- Directed by: Eisha Marjara
- Written by: Eisha Marjara
- Produced by: Joe Balass
- Starring: Ellora Patnaik Anupam Kher Dolly Ahluwalia
- Cinematography: Marc Simpson-Threlford Christophe Dalpé
- Edited by: Paul Chotel
- Music by: Gaëtan Gravel
- Production company: Compass Productions
- Distributed by: Filmoption International
- Release date: September 21, 2025 (CIFF);
- Running time: 107 minutes
- Country: Canada
- Languages: English Punjabi

= Calorie (film) =

2025 Canadian drama film

Calorie is a Canadian drama film, directed by Eisha Marjara and released in 2025. The film stars Ellora Patnaik as Monika, the single mother of a Sikh Canadian family who sends her rebellious teenaged daughters Alia (Shanaya Dhillon-Birmhan) and Simi (Ashley Ganger) on a trip to India to visit family and reconnect with their Punjabi heritage. Monika had also been a rebellious teenager, and as an adult had always shielded a family secret from her daughters, which they discover during their trip; their grandmother, Monika's mother, had been killed in the bombing of Air India Flight 182, which has stilted Monika's own ability to have proper relationships with those around her.

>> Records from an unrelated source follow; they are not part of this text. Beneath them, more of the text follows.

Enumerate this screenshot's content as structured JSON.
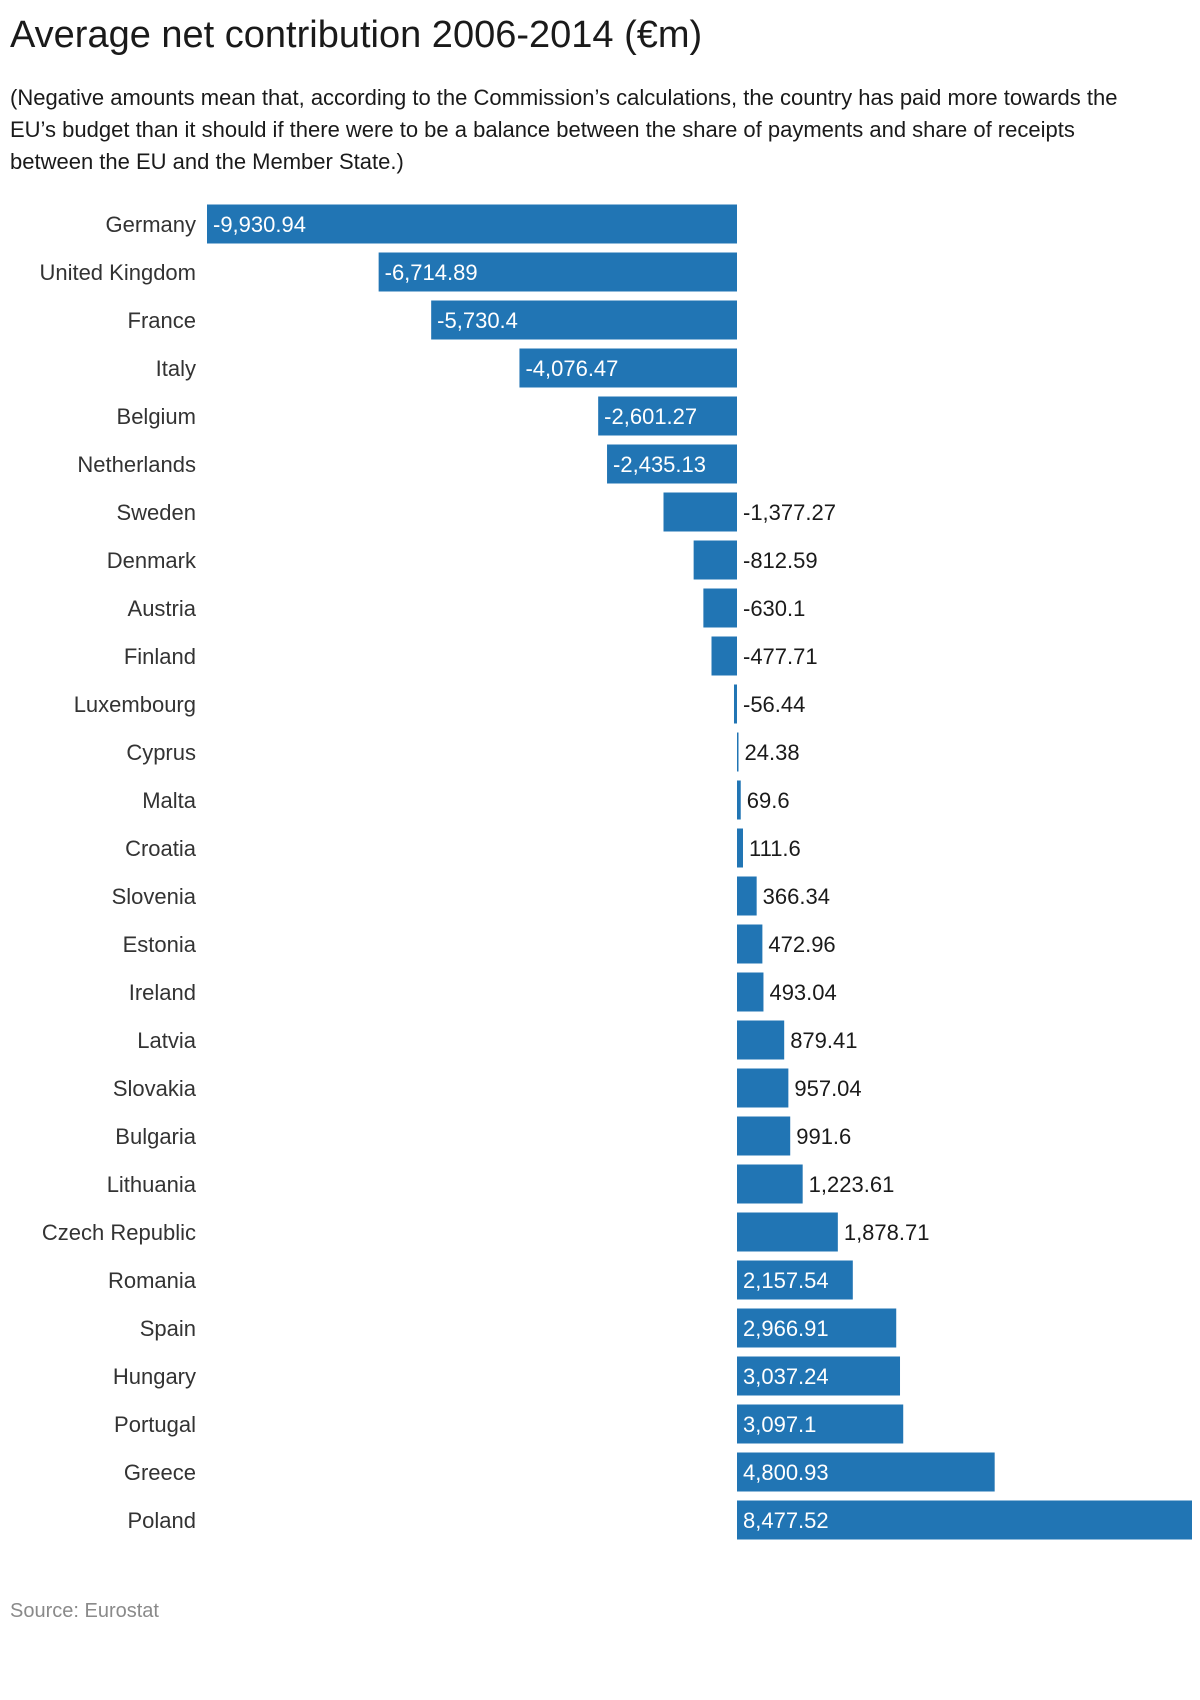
{
  "title": "Average net contribution 2006-2014 (€m)",
  "subtitle": "(Negative amounts mean that, according to the Commission’s calculations, the country has paid more towards the EU’s budget than it should if there were to be a balance between the share of payments and share of receipts between the EU and the Member State.)",
  "source": "Source: Eurostat",
  "colors": {
    "bar": "#2175b4",
    "label_inside": "#ffffff",
    "label_outside": "#1a1a1a",
    "category": "#333333"
  },
  "chart_data": {
    "type": "bar",
    "orientation": "horizontal",
    "title": "Average net contribution 2006-2014 (€m)",
    "xlabel": "",
    "ylabel": "",
    "xlim": [
      -9930.94,
      8477.52
    ],
    "categories": [
      "Germany",
      "United Kingdom",
      "France",
      "Italy",
      "Belgium",
      "Netherlands",
      "Sweden",
      "Denmark",
      "Austria",
      "Finland",
      "Luxembourg",
      "Cyprus",
      "Malta",
      "Croatia",
      "Slovenia",
      "Estonia",
      "Ireland",
      "Latvia",
      "Slovakia",
      "Bulgaria",
      "Lithuania",
      "Czech Republic",
      "Romania",
      "Spain",
      "Hungary",
      "Portugal",
      "Greece",
      "Poland"
    ],
    "values": [
      -9930.94,
      -6714.89,
      -5730.4,
      -4076.47,
      -2601.27,
      -2435.13,
      -1377.27,
      -812.59,
      -630.1,
      -477.71,
      -56.44,
      24.38,
      69.6,
      111.6,
      366.34,
      472.96,
      493.04,
      879.41,
      957.04,
      991.6,
      1223.61,
      1878.71,
      2157.54,
      2966.91,
      3037.24,
      3097.1,
      4800.93,
      8477.52
    ],
    "labels": [
      "-9,930.94",
      "-6,714.89",
      "-5,730.4",
      "-4,076.47",
      "-2,601.27",
      "-2,435.13",
      "-1,377.27",
      "-812.59",
      "-630.1",
      "-477.71",
      "-56.44",
      "24.38",
      "69.6",
      "111.6",
      "366.34",
      "472.96",
      "493.04",
      "879.41",
      "957.04",
      "991.6",
      "1,223.61",
      "1,878.71",
      "2,157.54",
      "2,966.91",
      "3,037.24",
      "3,097.1",
      "4,800.93",
      "8,477.52"
    ]
  }
}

The cast also includes Anupam Kher and Dolly Ahluwalia as Mohan and Gurdeep, the great-uncle and great-aunt who host the girls on the trip, as well as Sana Syed, Puja Uppal, Usha Uppal and Peter Miller in supporting roles.

==Production==
Production on the film began in fall 2022 in Montreal, with further shooting in India later in the fall and winter.

==Distribution==
The film premiered at the Calgary International Film Festival on September 21, 2025, and was screened in November at the 56th International Film Festival of India, prior to its commercial release on November 28.

==Critical response==
Elizabeth Mulloy of That Shelf wrote that "for all of its shortcomings, Calorie remains quietly compelling. Its familiar contours, its deeply personal undercurrents, and its universal longing for connection manage to cut through the film’s flaws. While the script is undercooked and its characters are underwritten, there is an undeniable warmth in the way these lives brush up against each other. That warmth, paired with Marjar’s earnest direction, gives the film enough emotional pull to make it a worthwhile journey."